Support Questions
Find answers, ask questions, and share your expertise
Announcements
Alert: Welcome to the Unified Cloudera Community. Former HCC members be sure to read and learn how to activate your account here.

Reading avro file from HDFS using Scala - Exception in thread "main" java.io.IOException: Not a data file.

Solved Go to solution
Highlighted

Reading avro file from HDFS using Scala - Exception in thread "main" java.io.IOException: Not a data file.

Expert Contributor

Hello - i'm reading an Avro file from HDFS - and it seems to be giving exception -

Exception in thread "main" java.io.IOException: Not a data file.
at org.apache.avro.file.DataFileStream.initialize(DataFileStream.java:105)
at org.apache.avro.file.DataFileStream.<init>(DataFileStream.java:84)
at karan.scala.readuri.ReadAvroFromURI$.readAvroFromURI(ReadAvroFromURI.scala:52)
at karan.scala.readuri.ReadAvroFromURI$.delayedEndpoint$karan$scala$readuri$ReadAvroFromURI$1(ReadAvroFromURI.scala:29)
at karan.scala.readuri.ReadAvroFromURI$delayedInit$body.apply(ReadAvroFromURI.scala:24)
at scala.Function0$class.apply$mcV$sp(Function0.scala:34)
at scala.runtime.AbstractFunction0.apply$mcV$sp(AbstractFunction0.scala:12)
at scala.App$anonfun$main$1.apply(App.scala:76)
at scala.App$anonfun$main$1.apply(App.scala:76)
at scala.collection.immutable.List.foreach(List.scala:381)
at scala.collection.generic.TraversableForwarder$class.foreach(TraversableForwarder.scala:35)
at scala.App$class.main(App.scala:76)
at karan.scala.readuri.ReadAvroFromURI$.main(ReadAvroFromURI.scala:24)
at karan.scala.readuri.ReadAvroFromURI.main(ReadAvroFromURI.scala)

Here is the Code :

conf.set("fs.defaultFS", "hdfs://localhost:9000")
val inputF = "hdfs://localhost:9000/avro/emp.avsc"
val inPath = new Path(inputF)
val fs = FileSystem.get(URI.create(inputF), conf)
val inStream = new BufferedInputStream(fs.open(inPath))
val reader = new DataFileStream(inStream, new GenericDatumReader())
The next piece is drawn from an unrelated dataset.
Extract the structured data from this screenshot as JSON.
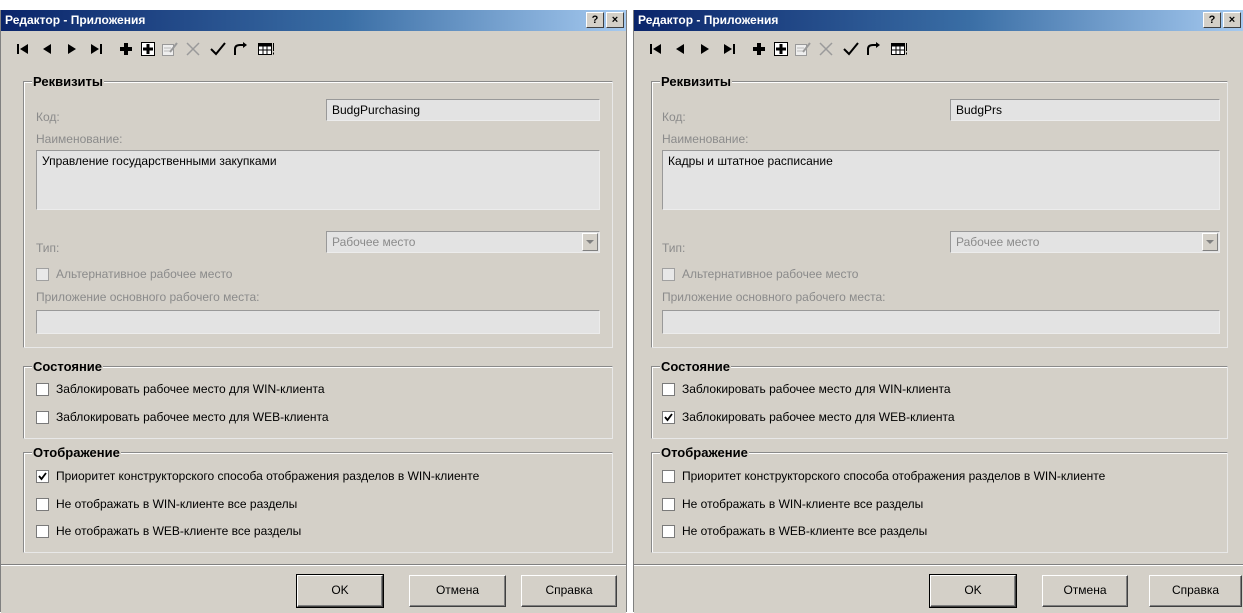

the DataFileStream.java seems to be looking for magic bytes, to determine if this is Avro, and it is not finding this, and throwing error

void initialize(InputStream in) throws IOException {  this.header = new Header();  this.vin = DecoderFactory.get().binaryDecoder(in, vin);  byte[] magic = new byte[DataFileConstants.MAGIC.length];  try {    vin.readFixed(magic);                         // read magic} catch (IOException e) {    throw new IOException("Not a data file.");}  if (!Arrays.equals(DataFileConstants.MAGIC, magic))    throw new IOException("Not a data file.");

Any ideas on how to fix this ?

The file is fine, and i'm able to do a cat of the file (shown below) :

hdfs dfs -cat hdfs://localhost:9000/avro/emp.avsc

18/03/01 15:30:19 WARN util.NativeCodeLoader: Unable to load native-hadoop library for your platform... using builtin-java classes where applicable

{"namespace": "tutorialspoint.com","type": "record","name": "emp","fields": [{"name": "name", "type": "string"},{"name": "id", "type": "int"},{"name": "salary", "type": "int"},{"name": "age", "type": "int"},{"name": "address", "type": "string"}]}
1 ACCEPTED SOLUTION

Accepted Solutions

Re: Reading avro file from HDFS using Scala - Exception in thread "main" java.io.IOException: Not a data file.

Expert Contributor

issue is fixed, since this is not an Avro file but just an Avro schema . this needs to read as a text file.

1 REPLY 1

Re: Reading avro file from HDFS using Scala - Exception in thread "main" java.io.IOException: Not a data file.

Expert Contributor

issue is fixed, since this is not an Avro file but just an Avro schema . this needs to read as a text file.